EZ writes: Let us list the advantages of this lovely and useful fabric:
1. GS is easiest of the easy - just knit, knit, knit.
(There is some stocking stitch and purl in the book, but for the most part it is knit, knit, knit. There are simply constructed, plain knit designs, as well as intricate ideas to challenge advanced knitters.)
2. GS is the same on both sides. Garments made of it, when neatly finished, may be worn either way out; cuffs may be rolled back and lapels folded over without any exposure of the 'wrong' side.
(EZ's Icelandic Overblouse (a never before seen sweater) is fully reversible when knitted in one color; she wrote 'I find I'm wearing this a great deal. Peel it off so that it's inside-out every 2nd time'. As for rolled back GS cuffs, EZ writes '...a folded back cuff looks good, wears well, and is a deceitful way of ensuring exactly the right sleeve length'.)
3. GS's edges never curl, so it needs no borders.
(Borders not necessary, but when desired, EZ has wonderful I-Cord
4. GS embodies a great mathematical truth, which, once learned, simplifies measuring and fit: a given number of GS stitches measure exactly double the number of GS rows. That is to say, if you cast on 20 stitches and knit 40 rows (20 ridges) in GS, the resulting piece will be exactly square. This is far from the case, as you perhaps know, with most other stitch-patterns or fabrics.

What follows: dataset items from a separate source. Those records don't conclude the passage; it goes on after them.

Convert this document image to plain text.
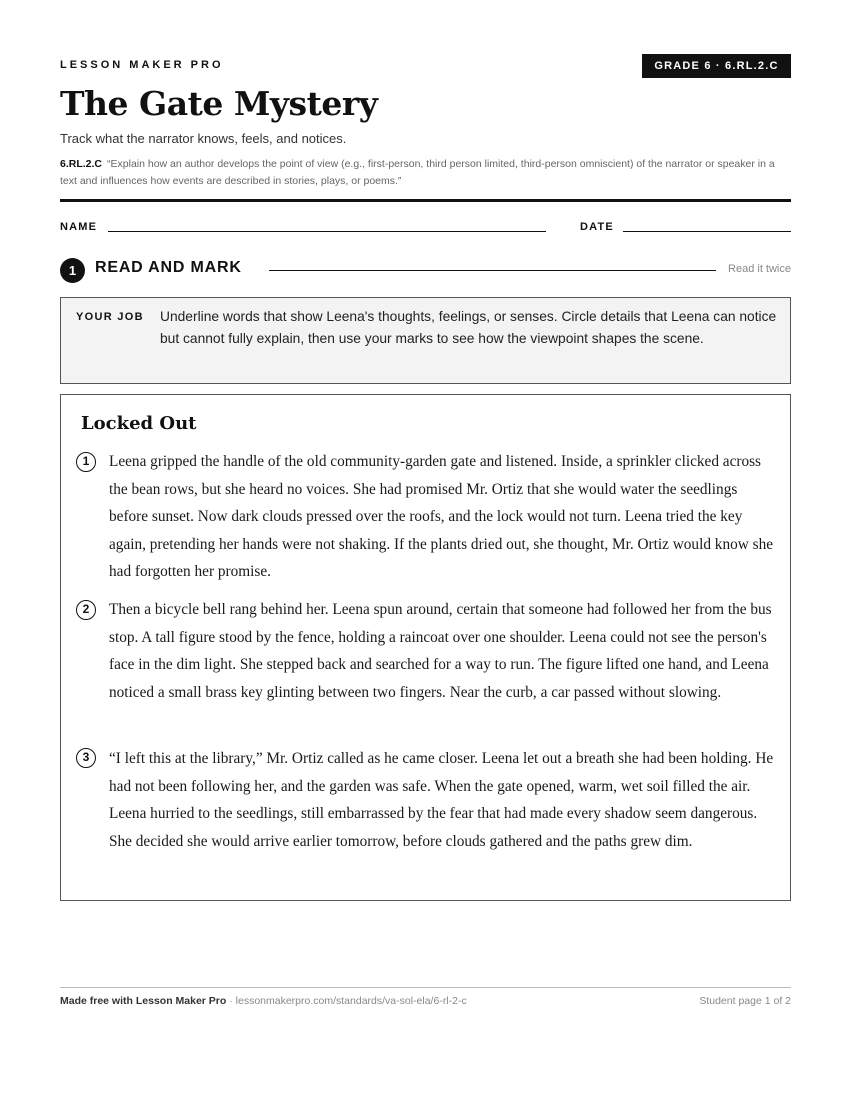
LESSON MAKER PRO	GRADE 6 · 6.RL.2.C
The Gate Mystery
Track what the narrator knows, feels, and notices.
6.RL.2.C “Explain how an author develops the point of view (e.g., first-person, third person limited, third-person omniscient) of the narrator or speaker in a text and influences how events are described in stories, plays, or poems.”
NAME	DATE
1	READ AND MARK	Read it twice
YOUR JOB Underline words that show Leena's thoughts, feelings, or senses. Circle details that Leena can notice but cannot fully explain, then use your marks to see how the viewpoint shapes the scene.
Locked Out
1	Leena gripped the handle of the old community-garden gate and listened. Inside, a sprinkler clicked across the bean rows, but she heard no voices. She had promised Mr. Ortiz that she would water the seedlings before sunset. Now dark clouds pressed over the roofs, and the lock would not turn. Leena tried the key again, pretending her hands were not shaking. If the plants dried out, she thought, Mr. Ortiz would know she had forgotten her promise.
2	Then a bicycle bell rang behind her. Leena spun around, certain that someone had followed her from the bus stop. A tall figure stood by the fence, holding a raincoat over one shoulder. Leena could not see the person's face in the dim light. She stepped back and searched for a way to run. The figure lifted one hand, and Leena noticed a small brass key glinting between two fingers. Near the curb, a car passed without slowing.
3	“I left this at the library,” Mr. Ortiz called as he came closer. Leena let out a breath she had been holding. He had not been following her, and the garden was safe. When the gate opened, warm, wet soil filled the air. Leena hurried to the seedlings, still embarrassed by the fear that had made every shadow seem dangerous. She decided she would arrive earlier tomorrow, before clouds gathered and the paths grew dim.
Made free with Lesson Maker Pro · lessonmakerpro.com/standards/va-sol-ela/6-rl-2-c	Student page 1 of 2
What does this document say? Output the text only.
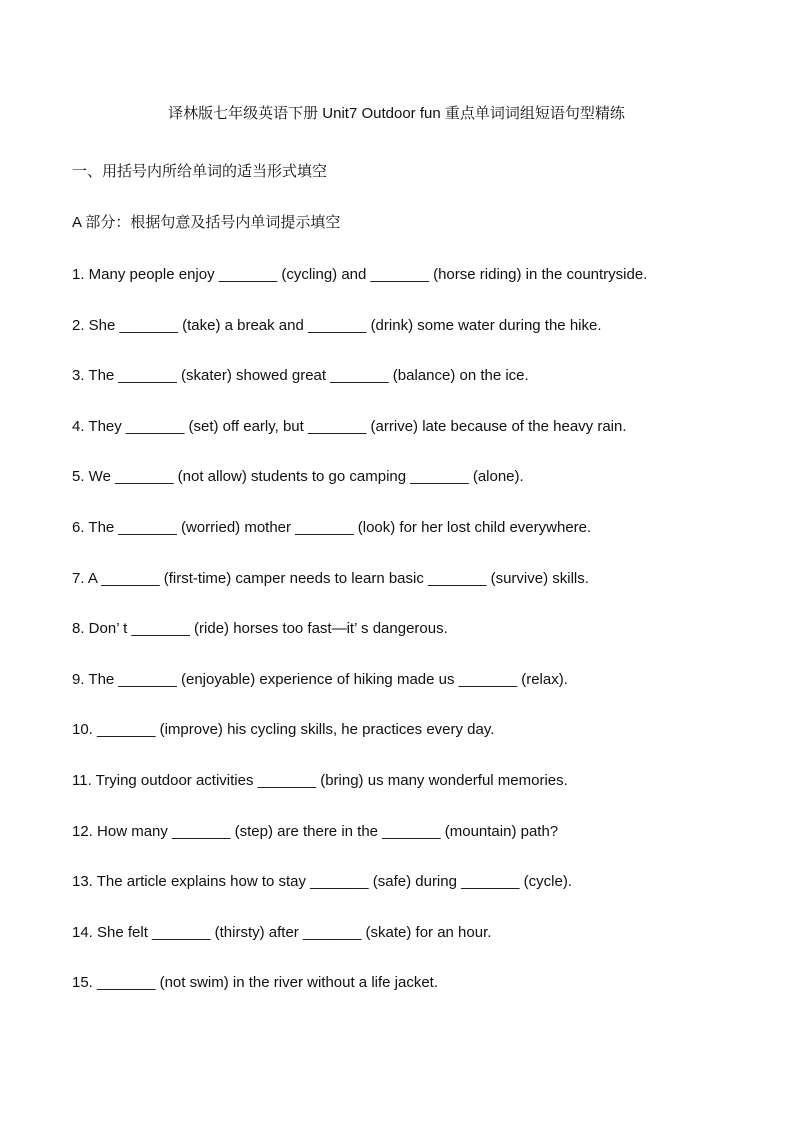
译林版七年级英语下册 Unit7 Outdoor fun 重点单词词组短语句型精练
一、用括号内所给单词的适当形式填空
A 部分：根据句意及括号内单词提示填空

1. Many people enjoy _______ (cycling) and _______ (horse riding) in the countryside.

2. She _______ (take) a break and _______ (drink) some water during the hike.

3. The _______ (skater) showed great _______ (balance) on the ice.

4. They _______ (set) off early, but _______ (arrive) late because of the heavy rain.

5. We _______ (not allow) students to go camping _______ (alone).

6. The _______ (worried) mother _______ (look) for her lost child everywhere.

7. A _______ (first-time) camper needs to learn basic _______ (survive) skills.

8. Don’ t _______ (ride) horses too fast—it’ s dangerous.

9. The _______ (enjoyable) experience of hiking made us _______ (relax).

10. _______ (improve) his cycling skills, he practices every day.

11. Trying outdoor activities _______ (bring) us many wonderful memories.

12. How many _______ (step) are there in the _______ (mountain) path?

13. The article explains how to stay _______ (safe) during _______ (cycle).

14. She felt _______ (thirsty) after _______ (skate) for an hour.

15. _______ (not swim) in the river without a life jacket.
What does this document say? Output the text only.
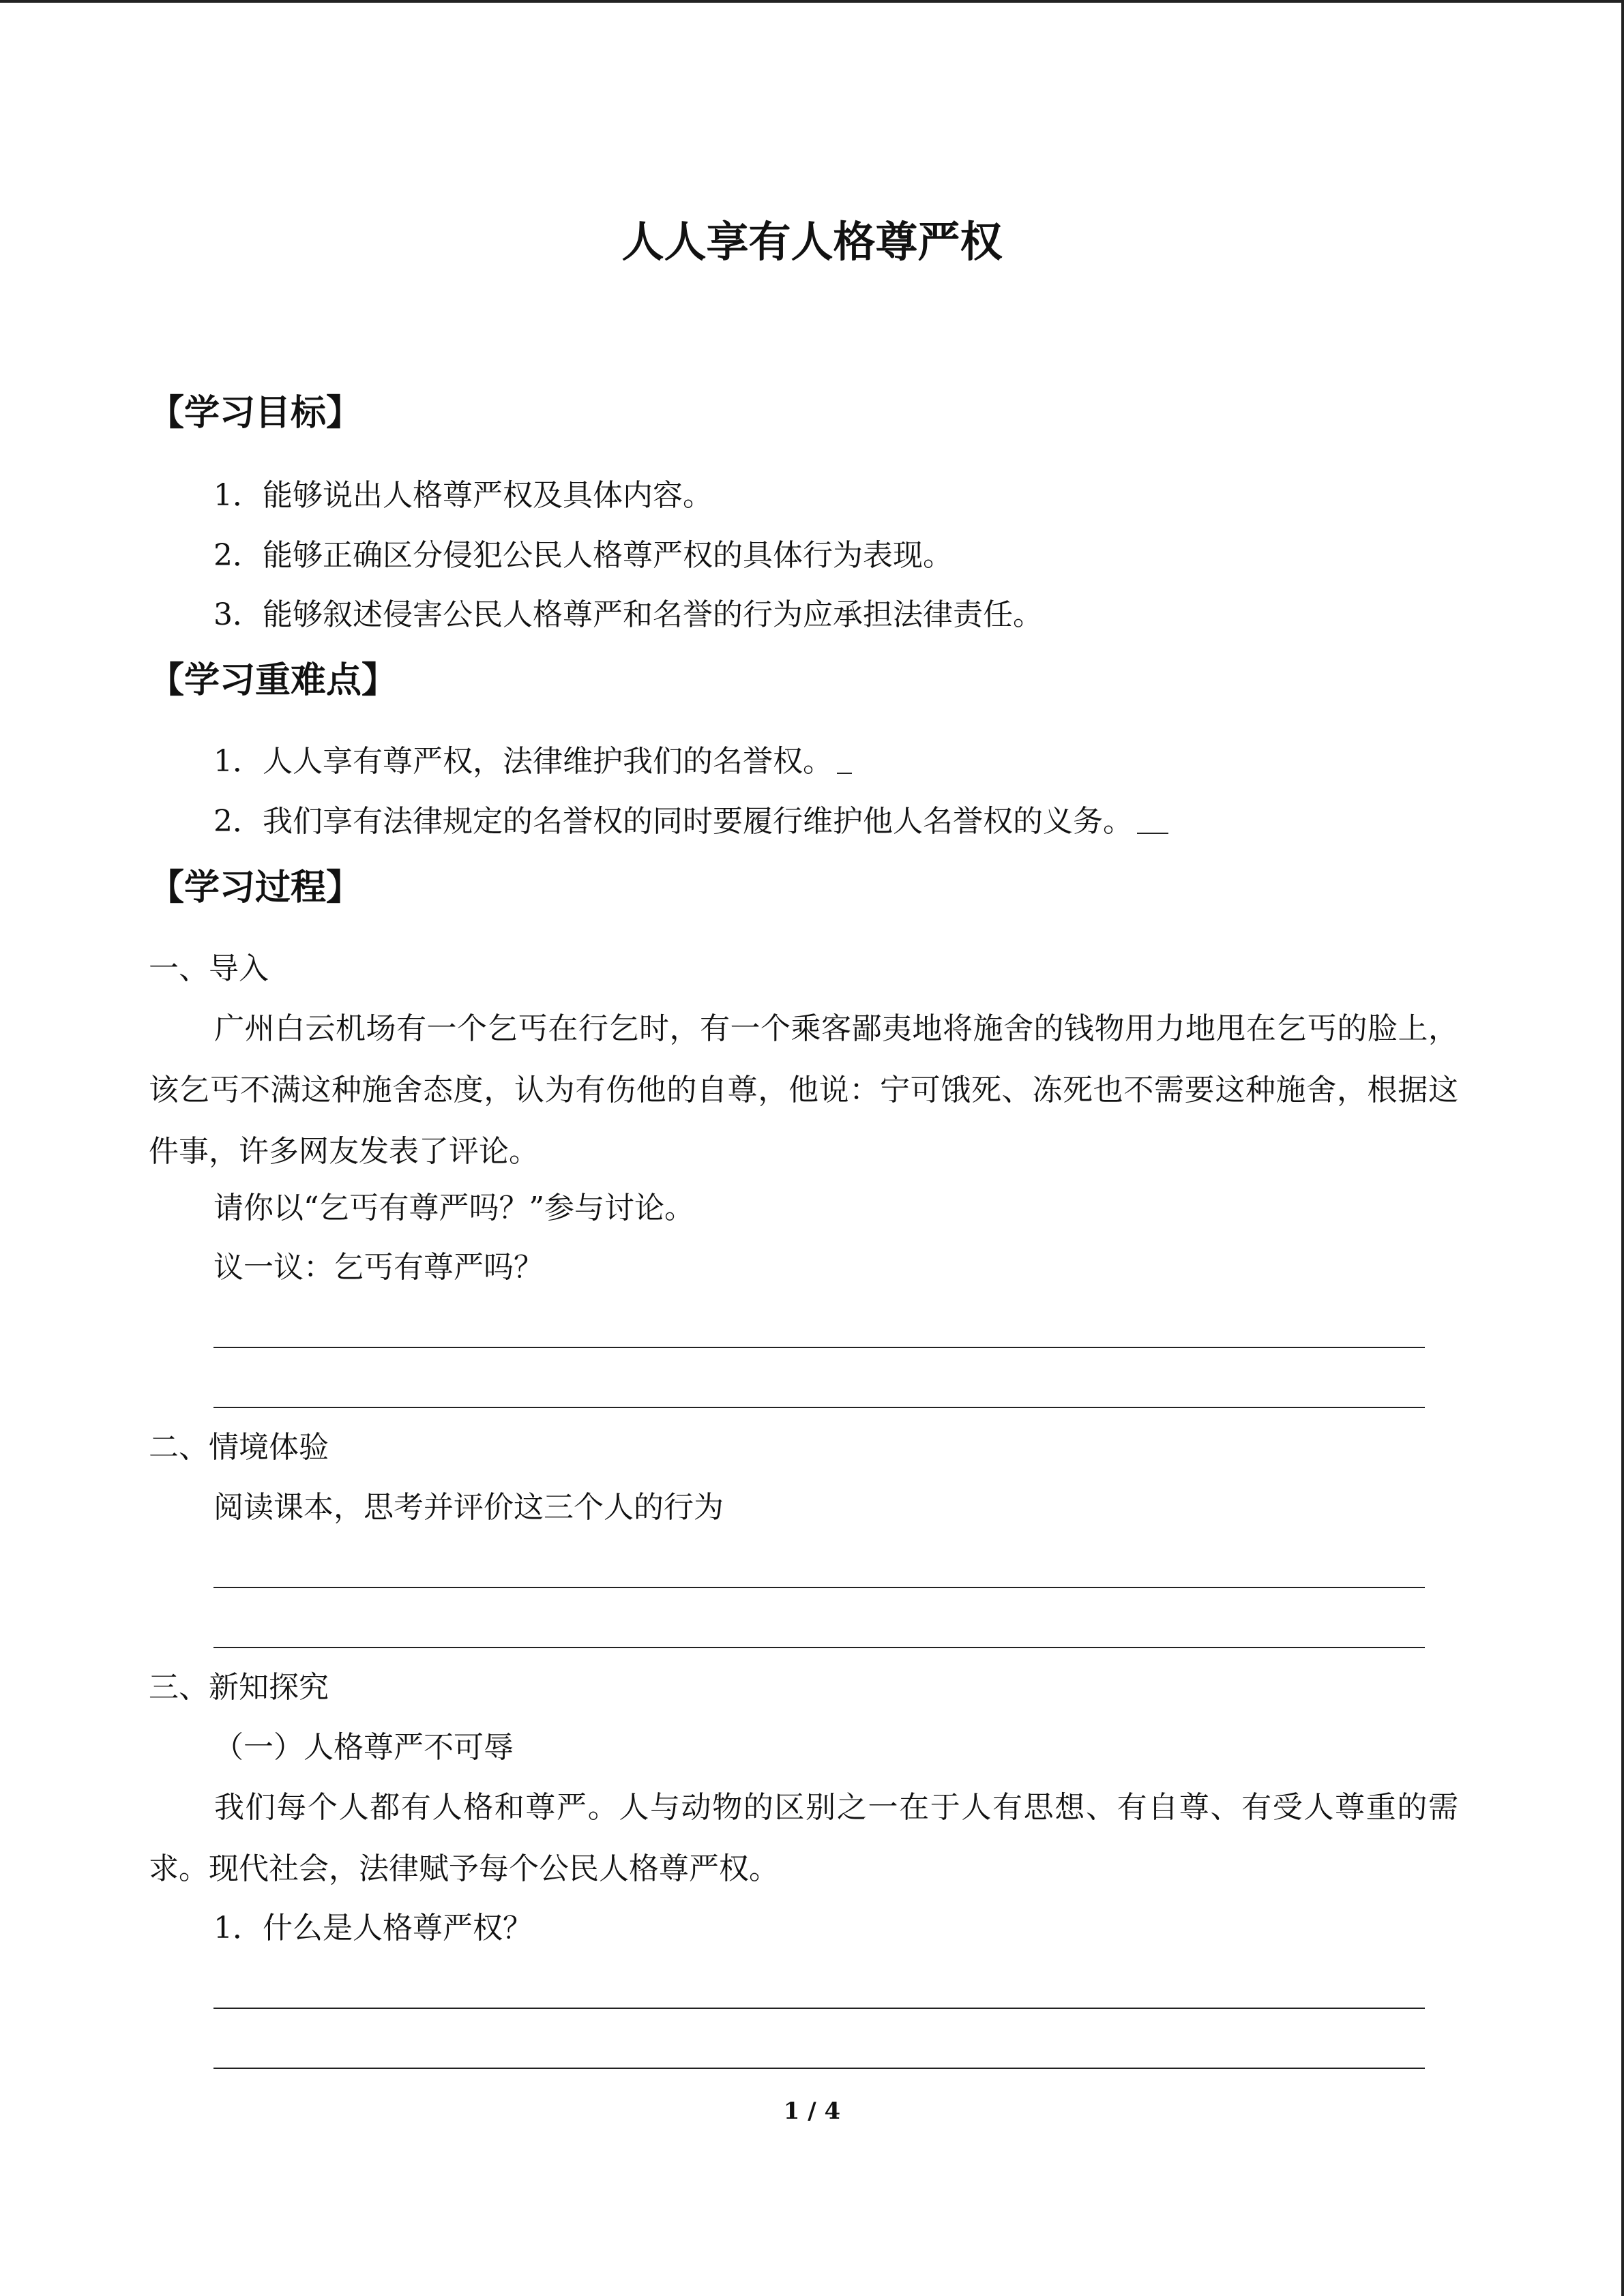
人人享有人格尊严权
【学习目标】
1．能够说出人格尊严权及具体内容。
2．能够正确区分侵犯公民人格尊严权的具体行为表现。
3．能够叙述侵害公民人格尊严和名誉的行为应承担法律责任。
【学习重难点】
1．人人享有尊严权，法律维护我们的名誉权。
2．我们享有法律规定的名誉权的同时要履行维护他人名誉权的义务。
【学习过程】
一、导入
广州白云机场有一个乞丐在行乞时，有一个乘客鄙夷地将施舍的钱物用力地甩在乞丐的脸上，该乞丐不满这种施舍态度，认为有伤他的自尊，他说：宁可饿死、冻死也不需要这种施舍，根据这件事，许多网友发表了评论。
请你以“乞丐有尊严吗？”参与讨论。
议一议：乞丐有尊严吗？
二、情境体验
阅读课本，思考并评价这三个人的行为
三、新知探究
（一）人格尊严不可辱
我们每个人都有人格和尊严。人与动物的区别之一在于人有思想、有自尊、有受人尊重的需求。现代社会，法律赋予每个公民人格尊严权。
1．什么是人格尊严权？
1 / 4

(When EZ references an exact square, she is working with 100% wool, and knitting with a firm gauge. Within the book, there are several brilliant examples of using the stitch to row relationship of GS: Most specifically, her Mitered Cardigan, which uses 8 GS turns within the serpentine border.)
5. GS's seams are practically impossible to join untidily; they are pleasant to sew, and they lie flat.
(Several options for joining GS selvedges are presented in the book; some give striking SS outlines on one or both sides of the fabric.)
6. - although this is perhaps a matter of taste - GS is a good-looking stitch. Its pronounced ridges catch the light strongly, and when employed running in different directions yield an interesting and varied play of light and shade.
The steady stream of queries I receive feed this electronic Newsletter beautifully; thank you—and keep ‘em coming.
Q: I have completed the sweater and am now on the front garter stitch placket. Where I knitted up to start shaping for the neck, there are little blips of color. I watched your Cardigan Details DVD again, but still get blips where the garter stitches butt up against the stocking stitches. I assume it is due to all of the color changes....I forgot to add a solid stitch of color for the knit-up row, when I did the speckled steek. Is there something I can do to make this less noticeable?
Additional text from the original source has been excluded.